The Polynesian Triangle
Author: Hunter Vagt
Editor: Brandon Zarzecki
When people mention the concept of an oceanic triangle, most tend to think of the popular Bermuda Triangle, the area in the Pacific famous for so many boat and airplane disappearances. But in this piece, I want to look at a different triangle on the opposite side of the world called the Polynesian Triangle. Now the Polynesian Triangle is a massive grouping of over one-thousand islands that stretch over eight-hundred thousand square miles. They also form the shape of a triangle, hence the name. Each corner of the triangle has a large and very popular island in it, which are Hawaii in the North, Easter Island in the East and New Zealand in the West.

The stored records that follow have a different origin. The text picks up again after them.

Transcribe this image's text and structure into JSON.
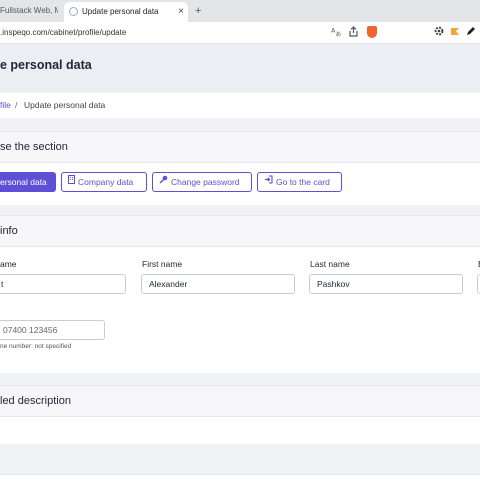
{
  "browser": {
    "tabs": [
      {
        "title": "Fullstack Web, Mob"
      },
      {
        "title": "Update personal data"
      }
    ],
    "new_tab_symbol": "+",
    "close_symbol": "×",
    "url": ".inspeqo.com/cabinet/profile/update",
    "icons": [
      "translate-icon",
      "share-icon",
      "brave-shield-icon",
      "settings-icon",
      "extension-icon",
      "pen-icon"
    ]
  },
  "page": {
    "title": "e personal data",
    "breadcrumb": {
      "link": "file",
      "separator": "/",
      "current": "Update personal data"
    }
  },
  "section_chooser": {
    "heading": "se the section",
    "buttons": [
      {
        "label": "ersonal data",
        "icon": "user-icon",
        "active": true
      },
      {
        "label": "Company data",
        "icon": "building-icon",
        "active": false
      },
      {
        "label": "Change password",
        "icon": "key-icon",
        "active": false
      },
      {
        "label": "Go to the card",
        "icon": "sign-in-icon",
        "active": false
      }
    ]
  },
  "info": {
    "heading": " info",
    "fields": [
      {
        "label": "ame",
        "value": "t"
      },
      {
        "label": "First name",
        "value": "Alexander"
      },
      {
        "label": "Last name",
        "value": "Pashkov"
      }
    ],
    "phone": {
      "placeholder": "07400 123456",
      "hint": "ne number: not specified"
    }
  },
  "description": {
    "heading": "led description"
  },
  "colors": {
    "accent": "#5b50d6",
    "page_bg": "#f1f2f6",
    "header_bg": "#eceef4"
  }
}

Based off archaeological evidence the first island to be settled was Samoa roughly in eight-hundred BCE. The natives then dispersed and settled New Zealand, Hawaii, Rapa Nui and many other islands between 1190 and 1290 BCE. The people who inhabit these islands now can trace their ancestry to modern day Taiwan, to the Lapita people, the ones who sailed to and colonized the Polynesian islands.
As people expanded through the islands and established new nations, one would eventually rise up above the others and create a Polynesian empire that would last for centuries, and that is the Tongan empire originating from the island of Tonga. Evidence of this can attributed to the many artifacts found on Tonga that hail from distant island nations. These were likely used as status symbols by Tongan elites. This empire held power for roughly eight hundred years beginning n the 950’s CE, but gradually lost power and influence in the mid first millennium due to internal conflicts and wars with neighboring islands, like the Samoans.
This is just the tip of the ice berg in terms of Polynesian history and culture. Polynesian tribal history spans centuries and thousands of square miles and these four paragraphs are not doing polynesia culture justice, but I hope to expand on it further in more blog posts.